The planes all have vector normals pointing in the same direction, so they are guaranteed to be parallel to each other.

The concrete example I can think of is as following:

if arranging playing cards perpendicular to a light source such as the sun, where some may overlap, "What is the total area of the shadow they cast?"

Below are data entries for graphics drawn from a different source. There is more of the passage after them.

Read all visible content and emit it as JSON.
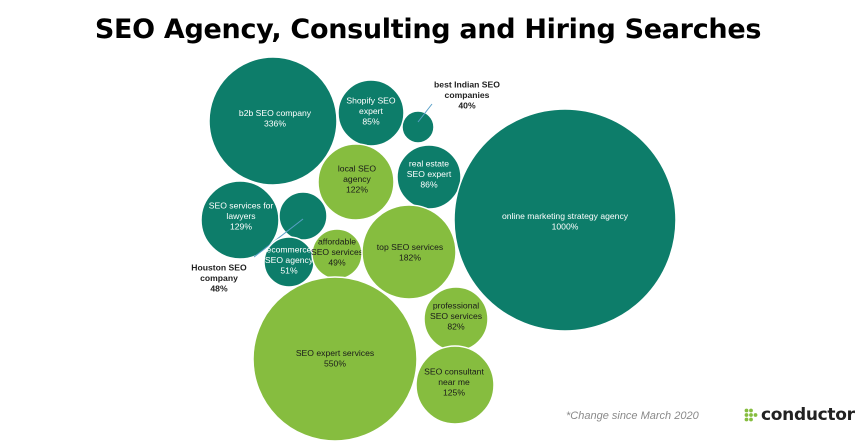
{
  "title": "SEO Agency, Consulting and Hiring Searches",
  "footnote": "*Change since March 2020",
  "brand": {
    "name": "conductor"
  },
  "colors": {
    "dark": "#0d7d6a",
    "light": "#86bd3f",
    "text_dark_bubble": "#ffffff",
    "text_light_bubble": "#1a1a1a",
    "logo": "#86bd3f"
  },
  "chart_data": {
    "type": "bubble",
    "value_unit": "% change since March 2020",
    "bubbles": [
      {
        "label": [
          "b2b SEO company"
        ],
        "value_label": "336%",
        "value": 336,
        "group": "dark"
      },
      {
        "label": [
          "Shopify SEO",
          "expert"
        ],
        "value_label": "85%",
        "value": 85,
        "group": "dark"
      },
      {
        "label": [
          "best Indian SEO",
          "companies"
        ],
        "value_label": "40%",
        "value": 40,
        "group": "dark"
      },
      {
        "label": [
          "local SEO",
          "agency"
        ],
        "value_label": "122%",
        "value": 122,
        "group": "light"
      },
      {
        "label": [
          "real estate",
          "SEO expert"
        ],
        "value_label": "86%",
        "value": 86,
        "group": "dark"
      },
      {
        "label": [
          "online marketing strategy agency"
        ],
        "value_label": "1000%",
        "value": 1000,
        "group": "dark"
      },
      {
        "label": [
          "SEO services for",
          "lawyers"
        ],
        "value_label": "129%",
        "value": 129,
        "group": "dark"
      },
      {
        "label": [
          "Houston SEO",
          "company"
        ],
        "value_label": "48%",
        "value": 48,
        "group": "dark"
      },
      {
        "label": [
          "ecommerce",
          "SEO agency"
        ],
        "value_label": "51%",
        "value": 51,
        "group": "dark"
      },
      {
        "label": [
          "affordable",
          "SEO services"
        ],
        "value_label": "49%",
        "value": 49,
        "group": "light"
      },
      {
        "label": [
          "top SEO services"
        ],
        "value_label": "182%",
        "value": 182,
        "group": "light"
      },
      {
        "label": [
          "professional",
          "SEO services"
        ],
        "value_label": "82%",
        "value": 82,
        "group": "light"
      },
      {
        "label": [
          "SEO expert services"
        ],
        "value_label": "550%",
        "value": 550,
        "group": "light"
      },
      {
        "label": [
          "SEO consultant",
          "near me"
        ],
        "value_label": "125%",
        "value": 125,
        "group": "light"
      }
    ]
  }
}
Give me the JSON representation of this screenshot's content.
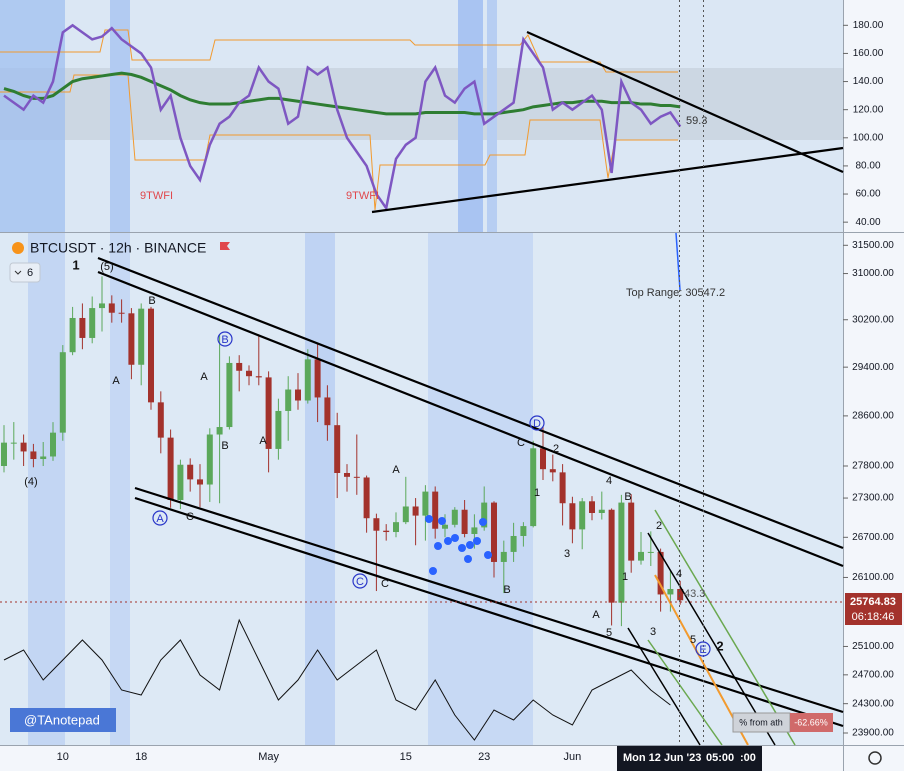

Visual example is given below with two "overlapping" polygons:

overlapping polygons

For instance, if the z-axis is shown vertically, the planes might be stacked something like this:

____________________
|
|
|
_________
|
|
_____________


Or viewing the X-Y plane, where - represents areas of overlap which should be counted only once in a final area measurement:

AAAAAAAAAAAAAAAAAAAAAAAAAAAAAA
AAAAAAAAAAAAAAAAAAAAAAAAAAAAAA
AAAAAAAAAAAAAAAAAAAAAAAAAAAAAA
AAAAAAAAAAAAAAAAAAAAAAAAAAAAAA
AAAAAAAAAAAAAAAAAAAAAAAAAAAAAA
AAAAAAAAAAAAAAAAAAAAAAAAAAAAAA
AAAAAAAAAAAAAAAAAAAAAAAAAAAAAA
AAAAAAAAAAAAAAAAAAAAAAAAAAAAAA
AAAAAAAAAAAAAAAA--------------BBB
AAAAAAAAAAAAAAAA--------------BBB
AAAAAAAAAAAAAAAA--------------BBB
AAAAAAAAAAAAAAAA--------------BBB
BBBBBBBBBBBBBBBBB
BBBBBBBBBBBBBBBBB
BBBBBBBBBBBBBBBBB
BBBBBB-----------CCCCCCCC
BBBBBB-----------CCCCCCCC
BBBBBB-----------CCCCCCCC
CCCCCCCCCCCCCCCCCCC
CCCCCCCCCCCCCCCCCCC
CCCCCCCCCCCCCCCCCCC
CCCCCCCCCCCCCCCCCCC


Is there an algorithm that can determine the total area "shadow cast" of these polygons? They may not be rectangles, so the data I have to work with will be simply the points of each polygon (and which polygon it belongs to), represented as (x,y,z) digits.